1. Coordinate-sensitive gas discharge detector for ionizing radiation with a dense, gas-filled housing ( 1 ) and a thread-shaped anode electrode ( 2, 7, 13 ) arranged inside the housing ( 1 ), which has a base ( 8, 15 ) made of an insulating material and a contains along the base resistive material layer ( 11 , 16 ) which absorbs the electrical charge which forms during the ionization of the gas in the housing ( 1 ) under the action of the ionizing radiation and is connected at its end sections to electrical leads ( 4 ) connected to the housing ( 1 ) are attached,
characterized by

• - That the detector additionally contains a shunt resistance element ( 6, 9, 14 ) which is connected in parallel to the resistance material layer ( 11 , 16 ), which absorbs the electrical charges formed during gas ionization in the housing ( 1 ), and not as an input resistor for the connected measuring circuit is used, and
• - That the resistance (R) of the shunt resistance element is equal to a third or greater than a third of the resistance (R _a ) between the end portions of the specified layer ( 11, 16 ) of the resistance material.
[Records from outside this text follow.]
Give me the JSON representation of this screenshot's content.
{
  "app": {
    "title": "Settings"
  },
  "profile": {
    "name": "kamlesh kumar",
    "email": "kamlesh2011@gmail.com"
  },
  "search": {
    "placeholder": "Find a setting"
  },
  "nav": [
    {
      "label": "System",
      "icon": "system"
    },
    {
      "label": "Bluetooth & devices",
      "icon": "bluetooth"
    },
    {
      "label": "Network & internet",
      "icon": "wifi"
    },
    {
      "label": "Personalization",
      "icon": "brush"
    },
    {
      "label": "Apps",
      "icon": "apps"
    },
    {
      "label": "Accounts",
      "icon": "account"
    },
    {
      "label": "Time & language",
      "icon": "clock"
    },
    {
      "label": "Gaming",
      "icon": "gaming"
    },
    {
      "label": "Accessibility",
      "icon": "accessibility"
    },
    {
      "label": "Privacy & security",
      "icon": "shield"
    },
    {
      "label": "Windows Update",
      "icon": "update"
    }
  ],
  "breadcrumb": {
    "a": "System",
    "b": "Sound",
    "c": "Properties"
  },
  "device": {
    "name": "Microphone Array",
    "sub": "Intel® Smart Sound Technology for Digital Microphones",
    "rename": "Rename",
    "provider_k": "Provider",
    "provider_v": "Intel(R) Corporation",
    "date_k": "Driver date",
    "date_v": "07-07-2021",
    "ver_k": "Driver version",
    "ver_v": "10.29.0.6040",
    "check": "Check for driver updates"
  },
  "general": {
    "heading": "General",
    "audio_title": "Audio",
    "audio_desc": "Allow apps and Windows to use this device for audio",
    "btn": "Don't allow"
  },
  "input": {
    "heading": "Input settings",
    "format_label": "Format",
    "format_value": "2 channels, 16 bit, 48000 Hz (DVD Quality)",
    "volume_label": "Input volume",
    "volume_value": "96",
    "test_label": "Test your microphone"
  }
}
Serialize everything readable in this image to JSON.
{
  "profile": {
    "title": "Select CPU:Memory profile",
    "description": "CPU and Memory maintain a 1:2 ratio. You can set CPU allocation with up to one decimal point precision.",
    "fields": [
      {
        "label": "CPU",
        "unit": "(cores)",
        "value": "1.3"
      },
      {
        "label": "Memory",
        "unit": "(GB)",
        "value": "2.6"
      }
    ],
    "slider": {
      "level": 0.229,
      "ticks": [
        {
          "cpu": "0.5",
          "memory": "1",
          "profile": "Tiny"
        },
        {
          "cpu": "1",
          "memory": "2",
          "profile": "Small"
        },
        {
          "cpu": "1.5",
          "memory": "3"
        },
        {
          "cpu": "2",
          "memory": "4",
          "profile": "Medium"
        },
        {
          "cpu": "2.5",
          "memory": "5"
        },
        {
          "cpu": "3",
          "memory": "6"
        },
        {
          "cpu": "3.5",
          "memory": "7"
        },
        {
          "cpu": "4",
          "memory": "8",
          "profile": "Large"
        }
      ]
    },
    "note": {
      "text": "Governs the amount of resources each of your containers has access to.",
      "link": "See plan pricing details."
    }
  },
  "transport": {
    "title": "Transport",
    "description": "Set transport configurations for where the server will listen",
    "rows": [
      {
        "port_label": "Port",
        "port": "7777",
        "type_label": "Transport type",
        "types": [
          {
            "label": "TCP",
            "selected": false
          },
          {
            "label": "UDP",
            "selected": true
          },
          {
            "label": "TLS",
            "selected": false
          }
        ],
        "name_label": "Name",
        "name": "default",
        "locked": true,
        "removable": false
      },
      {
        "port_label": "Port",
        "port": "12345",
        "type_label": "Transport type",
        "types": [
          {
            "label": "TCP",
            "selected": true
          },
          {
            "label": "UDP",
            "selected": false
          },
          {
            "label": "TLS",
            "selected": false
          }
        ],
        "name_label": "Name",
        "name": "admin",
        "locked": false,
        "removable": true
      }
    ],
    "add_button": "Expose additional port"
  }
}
2. Coordinate-sensitive gas discharge detector according to claim 1, characterized in that the shunt resistor element is a discrete resistor ( 6 ), the leads of which are connected to the end sections of the layer of the resistance material which absorbs the electrical charges which form during gas ionization in the housing ( 1 ) . 3. Coordinate-sensitive gas discharge detector according to claim 1, characterized in that the shunt resistance element is formed by a resistance material layer ( 9 ) which is applied in the longitudinal direction to the base ( 8 ) of the anode electrode ( 7 ) and is coated with an insulating material layer ( 10 ), while the resistance material layer ( 11 ), which absorbs the electrical charges which form during gas ionization in the housing ( 1 ), is applied to the insulating material layer ( 10 ) in the longitudinal direction and at its end sections with the end sections of the layer ( 9 ), which forms the shunt resistance element , is electrically connected. 4. Coordinate-sensitive gas discharge detector according to claim 1, characterized in that the shunt resistance element in the form of a thread ( 14 ) is made of a resistance material which runs in the interior of the base ( 15 ) of the anode electrode ( 13 ) in the longitudinal direction and at its ends with the End sections of the layer ( 16 ), which absorbs the electrical charges which form during gas ionization in the housing ( 1 ), are electrically connected.